The Bradforth Group expands the use of Liquid Jet Photoelectron Spectroscopy
An emerging spectroscopic methodology, liquid jet photoemission has only been applied previously to water and low volatility solvents. While liquid jet photoelectron spectroscopy (LJ-PES) probes just ten nanometers or less below the surface of a liquid jet, the technique still provides a great deal of information about the solutes at the vacuum-liquid interface as well as the bulk of a given solution. Its potential to examine intermediates in synthetic mechanisms therefore demands learning how to use it for a wider range of solvents. The Bradforth Group has been the first to use this technique with the solvent tetrahydrofuran (THF) in vacuo. The group set out to investigate the electronic structure of aromatic radical anions in the solution phase. They were then able to gain a greater understanding of the stabilization of these anions through analysis of LJ-PES measurements. The group and their collaborators have described their research in a paper published in the March 2024 issue of the Journal of the American Chemical Society and were featured on the JACS cover. Their findings are relevant to the Birch reduction process, a fundamental reaction in organic chemistry that is used to convert arenes to cyclodienes, as they contribute to optimizing conditions for an industrial process used to create products such as pharmaceutical drugs and perfumes. Ethereal and ammoniacal solvents (such as THF and ammonia, respectively) are the only solvents known to support Birch reduction chemistry. The group has previously succeeded in carrying out LJ-PES in liquid ammonia.
At the tail end of the COVID-19 pandemic, Prof. Stephen Bradforth traveled to Berlin to perform the first round of measurements at the BESSY II electron storage ring at Helmholtz-Zentrum Berlin (HZB) für Materialien und Energie. The next phase of experimentation was done by Brandon Young, a PhD student in Chemistry at USC, and was conducted at the Fritz-Haber Institute (FHI) of the Max-Planck Society to extend the measurements and demonstrate reproducibility on a different instrument. The experimental team included senior researchers Christian Schewe and Pavel Jungwirth of the Institute of Organic Chemistry and Biochemistry-Prague (IOCB-Prague), former USC postdoc and HZB-Berlin staff scientist Robert Seidel, and longtime group collaborator Bernd Winter of FHI. According to Bradforth, “The advantage of photoelectron spectroscopy is that the measurements directly read out the frontier orbital energies for two reaction intermediate radical anions within the environment used for synthetic chemistry.” Quantum chemical calculations from IOCB-Prague doctoral students Tatiana Nemirovich and Krystof Brezina were used to assign the data and understand where the excess charge lies in the naphthalene and benzophenone radical anions. Through comparison of relative vacuum ionization energies with values from cyclic voltammetry (CV), the researchers could quantify the chemical stability of the two radical anions. An important advance in the work was in LJ-PES calibration by introducing a bias to the liquid jet so that the precision of the reduction potentials found through LJ-PES are now comparable to the electrochemistry “gold standard” of CV.

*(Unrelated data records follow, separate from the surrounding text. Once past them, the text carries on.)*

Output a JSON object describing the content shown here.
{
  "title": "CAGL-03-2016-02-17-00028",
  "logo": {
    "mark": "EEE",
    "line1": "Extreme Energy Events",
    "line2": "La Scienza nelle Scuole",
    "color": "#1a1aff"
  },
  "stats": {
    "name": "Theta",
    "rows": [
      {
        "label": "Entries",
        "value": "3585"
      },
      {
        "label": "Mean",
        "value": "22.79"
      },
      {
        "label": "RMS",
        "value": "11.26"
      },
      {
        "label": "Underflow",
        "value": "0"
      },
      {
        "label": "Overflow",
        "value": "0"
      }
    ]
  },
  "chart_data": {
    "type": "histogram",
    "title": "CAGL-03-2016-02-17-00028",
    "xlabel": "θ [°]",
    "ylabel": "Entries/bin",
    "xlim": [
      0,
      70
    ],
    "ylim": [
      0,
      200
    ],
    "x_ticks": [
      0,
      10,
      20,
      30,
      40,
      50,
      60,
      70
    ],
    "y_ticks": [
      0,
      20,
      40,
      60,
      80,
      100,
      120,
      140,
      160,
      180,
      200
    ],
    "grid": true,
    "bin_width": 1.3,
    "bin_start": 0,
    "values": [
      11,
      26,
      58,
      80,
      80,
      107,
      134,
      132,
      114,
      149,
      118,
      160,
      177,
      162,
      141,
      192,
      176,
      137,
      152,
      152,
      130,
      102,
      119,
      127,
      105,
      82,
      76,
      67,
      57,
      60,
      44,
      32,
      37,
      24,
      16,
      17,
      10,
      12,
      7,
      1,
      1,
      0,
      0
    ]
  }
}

Brandon Young explains that the study raises interesting questions about breaking aromaticity. One experiment included in this research allowed him and his colleagues to “press pause” before a proton is added during the conversion of naphthalene to its hydrogenated form in liquid THF. In doing so, they were able gain more insight into the stabilization process of the radical anion intermediate, which is the first step of this conversion. “The question becomes: why would the neutral aromatic naphthalene go from being a very happy and stable aromatic ring to accepting an electron and breaking its aromaticity in the first place?” They concluded that the Birch reaction is optimized by the electrostatic environment provided by the solvent along with the positioning of the counter cation occuring in either an amine-containing solvent or an ethereal one. “The better we understand the Birch reaction in these larger aromatics, the closer we get to studying the simplest aromatic anion, benzene,” Young added. In the meantime, their lab will continue working towards the goals of observing a textbook example of the benzene radical anion by stabilizing it in the liquid phase and applying LJ-PES to more solvents that support chemical synthesis.